昔人鹤去,徒留世人吊苦。灵柩前是抑不住的哀嚎之声,沈晦却觉得两眼发干,什么也流不出来了。
送旨公公已然离去,沈儒生生跪在地上,却不曾起身。沈晦刚要扶他,却瞥见他面上泫然,两行热泪沿下颚滴入黄土。
沈晦垂眸,掀了袍子一同跪下。
半晌,沈儒才动了动眼睛,向他一侧看去,哑声问道:“你这是干什么?”
沈晦向天地俯身作叩,长久不能起。
“祭苍天在上、黄泉有知,燕京沈晦必秉父亲遗志,不敢有丝毫违背。”
沈儒猛然抬头,紧紧箍着沈晦深垂衣袖之下的手腕,双目猩红,“父亲和你说什么了?”
“不过是兄友弟恭之言。”沈晦神色不变,语气却迟疑道,“兄长......”
沈儒仿佛才意识到此举不妥,恍然松手。
“十年前,父亲将你带回府中,不盈一月,府中死了三个细作,母亲更是突然因病长辞;如今,你刚入府不过几日,父亲便驾鹤西去。”察觉到旁侧之人身形一顿,沈儒疲惫地看向沈晦,却是满目疮痍,“弟弟,这一切,都和你无关。对吗?“
沈晦不忍再去看他,别开眼。
却听得那人好似溺水之人抓住浮木般,央求道:
“你说话,沈晦。”
“你告诉我,这些都不是因你而起。你只是沈晦,是我唯一的弟弟。对吗?”
“你回答我,求求你,你回答啊......”
沈晦后退一步,喉如刀割。
他不知该如何回答。
他的一丝一毫都是禁言。
“沈晦!”
“你若还当我是兄长......”
沈晦环视周遭宛若鹌鹑般佝偻着脑袋的下人,别过身,握紧拳心:“来人,兄长累了。扶他回去休息罢。
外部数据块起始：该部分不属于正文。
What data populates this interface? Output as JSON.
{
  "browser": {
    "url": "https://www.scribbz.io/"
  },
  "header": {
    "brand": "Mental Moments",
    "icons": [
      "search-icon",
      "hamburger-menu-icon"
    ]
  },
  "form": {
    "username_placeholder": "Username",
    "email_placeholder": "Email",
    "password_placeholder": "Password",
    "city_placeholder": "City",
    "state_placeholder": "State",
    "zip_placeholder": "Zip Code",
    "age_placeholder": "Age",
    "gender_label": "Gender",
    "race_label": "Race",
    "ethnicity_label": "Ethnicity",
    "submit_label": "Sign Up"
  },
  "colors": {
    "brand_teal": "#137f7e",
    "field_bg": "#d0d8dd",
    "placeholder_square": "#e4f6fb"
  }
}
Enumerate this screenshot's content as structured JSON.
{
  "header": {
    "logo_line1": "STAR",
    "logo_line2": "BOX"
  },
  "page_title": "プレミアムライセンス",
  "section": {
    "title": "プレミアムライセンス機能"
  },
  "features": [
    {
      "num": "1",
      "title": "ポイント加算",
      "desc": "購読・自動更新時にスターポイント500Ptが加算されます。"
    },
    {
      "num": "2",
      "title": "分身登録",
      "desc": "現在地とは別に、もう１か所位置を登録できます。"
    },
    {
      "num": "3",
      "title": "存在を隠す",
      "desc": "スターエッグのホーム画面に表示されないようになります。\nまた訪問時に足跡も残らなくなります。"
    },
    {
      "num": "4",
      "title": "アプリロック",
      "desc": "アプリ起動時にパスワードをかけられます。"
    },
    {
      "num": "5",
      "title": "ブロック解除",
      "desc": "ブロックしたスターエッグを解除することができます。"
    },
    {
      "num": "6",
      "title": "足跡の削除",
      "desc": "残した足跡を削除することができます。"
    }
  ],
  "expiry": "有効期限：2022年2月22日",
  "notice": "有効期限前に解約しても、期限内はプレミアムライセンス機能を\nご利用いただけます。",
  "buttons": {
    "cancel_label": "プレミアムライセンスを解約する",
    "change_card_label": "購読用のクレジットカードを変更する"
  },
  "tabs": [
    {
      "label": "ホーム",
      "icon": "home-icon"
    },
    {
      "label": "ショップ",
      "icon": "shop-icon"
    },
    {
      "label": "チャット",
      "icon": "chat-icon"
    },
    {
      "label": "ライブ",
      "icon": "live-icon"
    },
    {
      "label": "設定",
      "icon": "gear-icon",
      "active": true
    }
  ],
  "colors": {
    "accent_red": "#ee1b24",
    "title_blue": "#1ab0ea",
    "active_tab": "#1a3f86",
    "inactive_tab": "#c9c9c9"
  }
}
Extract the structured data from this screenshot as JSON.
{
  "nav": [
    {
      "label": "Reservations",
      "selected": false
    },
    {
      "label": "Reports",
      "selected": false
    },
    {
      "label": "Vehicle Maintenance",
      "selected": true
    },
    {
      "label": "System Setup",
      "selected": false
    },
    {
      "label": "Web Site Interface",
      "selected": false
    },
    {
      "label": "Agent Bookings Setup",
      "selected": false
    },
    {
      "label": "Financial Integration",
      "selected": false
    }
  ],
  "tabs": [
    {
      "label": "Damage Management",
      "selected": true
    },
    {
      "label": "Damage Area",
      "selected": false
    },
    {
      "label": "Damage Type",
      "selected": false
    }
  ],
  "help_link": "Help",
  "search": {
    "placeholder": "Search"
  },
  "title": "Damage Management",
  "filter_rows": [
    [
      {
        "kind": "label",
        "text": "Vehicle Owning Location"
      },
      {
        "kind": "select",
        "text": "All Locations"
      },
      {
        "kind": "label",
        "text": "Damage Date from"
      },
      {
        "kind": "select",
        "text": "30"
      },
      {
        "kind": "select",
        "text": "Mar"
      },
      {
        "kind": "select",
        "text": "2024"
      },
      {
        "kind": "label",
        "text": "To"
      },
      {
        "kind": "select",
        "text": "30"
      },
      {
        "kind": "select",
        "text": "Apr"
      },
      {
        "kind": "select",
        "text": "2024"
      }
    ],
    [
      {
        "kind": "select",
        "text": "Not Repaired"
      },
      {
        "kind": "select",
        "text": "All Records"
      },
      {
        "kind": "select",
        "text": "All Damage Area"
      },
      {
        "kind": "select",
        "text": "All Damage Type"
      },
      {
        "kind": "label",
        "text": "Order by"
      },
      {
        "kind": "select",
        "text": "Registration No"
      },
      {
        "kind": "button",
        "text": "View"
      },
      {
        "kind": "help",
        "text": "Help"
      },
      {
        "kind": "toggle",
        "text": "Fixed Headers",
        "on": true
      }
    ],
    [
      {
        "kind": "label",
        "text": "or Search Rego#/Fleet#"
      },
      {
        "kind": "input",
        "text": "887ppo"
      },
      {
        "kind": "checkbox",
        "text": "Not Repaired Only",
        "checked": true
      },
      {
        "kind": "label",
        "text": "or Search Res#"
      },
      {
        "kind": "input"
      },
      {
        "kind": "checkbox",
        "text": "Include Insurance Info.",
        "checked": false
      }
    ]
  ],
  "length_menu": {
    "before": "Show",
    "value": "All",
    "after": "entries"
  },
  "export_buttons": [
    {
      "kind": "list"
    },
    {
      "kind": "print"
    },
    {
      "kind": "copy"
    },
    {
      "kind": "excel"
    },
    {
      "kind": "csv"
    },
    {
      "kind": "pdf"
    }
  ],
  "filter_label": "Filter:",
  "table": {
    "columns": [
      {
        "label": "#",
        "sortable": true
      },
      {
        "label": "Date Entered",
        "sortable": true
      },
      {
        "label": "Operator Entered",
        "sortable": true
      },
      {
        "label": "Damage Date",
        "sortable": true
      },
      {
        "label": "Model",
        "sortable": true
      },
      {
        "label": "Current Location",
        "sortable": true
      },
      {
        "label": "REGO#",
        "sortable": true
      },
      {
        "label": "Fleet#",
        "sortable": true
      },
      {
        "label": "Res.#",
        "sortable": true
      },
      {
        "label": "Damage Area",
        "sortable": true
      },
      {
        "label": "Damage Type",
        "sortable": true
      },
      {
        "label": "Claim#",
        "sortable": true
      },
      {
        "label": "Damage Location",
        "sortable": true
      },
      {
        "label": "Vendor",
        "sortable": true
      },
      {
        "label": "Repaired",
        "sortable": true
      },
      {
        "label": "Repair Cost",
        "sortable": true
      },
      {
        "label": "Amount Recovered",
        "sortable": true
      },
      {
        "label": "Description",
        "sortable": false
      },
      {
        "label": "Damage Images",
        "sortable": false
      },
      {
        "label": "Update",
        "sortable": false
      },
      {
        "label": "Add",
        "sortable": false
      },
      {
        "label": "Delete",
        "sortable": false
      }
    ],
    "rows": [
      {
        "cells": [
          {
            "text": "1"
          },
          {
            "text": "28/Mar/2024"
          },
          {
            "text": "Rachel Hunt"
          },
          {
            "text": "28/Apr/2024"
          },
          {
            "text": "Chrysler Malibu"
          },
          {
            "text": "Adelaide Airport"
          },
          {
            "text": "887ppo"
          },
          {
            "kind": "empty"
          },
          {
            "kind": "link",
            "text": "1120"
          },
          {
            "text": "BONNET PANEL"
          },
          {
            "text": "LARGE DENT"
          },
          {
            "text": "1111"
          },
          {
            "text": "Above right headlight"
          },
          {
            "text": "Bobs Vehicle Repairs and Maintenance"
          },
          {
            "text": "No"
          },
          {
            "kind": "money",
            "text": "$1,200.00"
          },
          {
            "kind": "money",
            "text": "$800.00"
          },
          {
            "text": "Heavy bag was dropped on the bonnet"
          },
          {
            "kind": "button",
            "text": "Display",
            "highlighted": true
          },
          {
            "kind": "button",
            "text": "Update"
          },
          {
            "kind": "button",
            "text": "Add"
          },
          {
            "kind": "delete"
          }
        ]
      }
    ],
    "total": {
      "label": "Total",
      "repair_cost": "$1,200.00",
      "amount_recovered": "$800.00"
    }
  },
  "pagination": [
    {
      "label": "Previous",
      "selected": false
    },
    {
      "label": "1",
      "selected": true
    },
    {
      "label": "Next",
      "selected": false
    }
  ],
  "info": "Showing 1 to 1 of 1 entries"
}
”
“你为何不回答我?!”沈儒不可置信地看向他,神情愠怒。
“你可知,在父亲被辱策反之时,我是如何四处奔波、摇尾乞怜,求他们放过沈家。御史台、大理寺府......我全拜遍了。”
沈晦的双肩被他抓得生疼,却只沉沉地注视着他崩溃的脸,不发一言。
沈儒狠心将他一推,外衫落地也全然不顾,抑制不住颤抖道:“柳家不愿见我。他们寻你,以半个寿春作胁。你断然拒绝。”
“你驳他们面子,我不怪你,是他们辱你在先。我沈儒的弟弟,还轮不到外人欺挟。”
“只是,那不过是半个寿春。在你眼里,在你眼里……竟是抵不过父亲他一条命吗?”
他停止了悲戚,却徒然大笑起来,狼狈地叫人认不出半点往日矜贵的影子。
“所以,他们都是你害死的。是吗?”
仿佛多年前的场景时空重叠,沈晦忽闻两道不同的声音悲哀地在耳边响起。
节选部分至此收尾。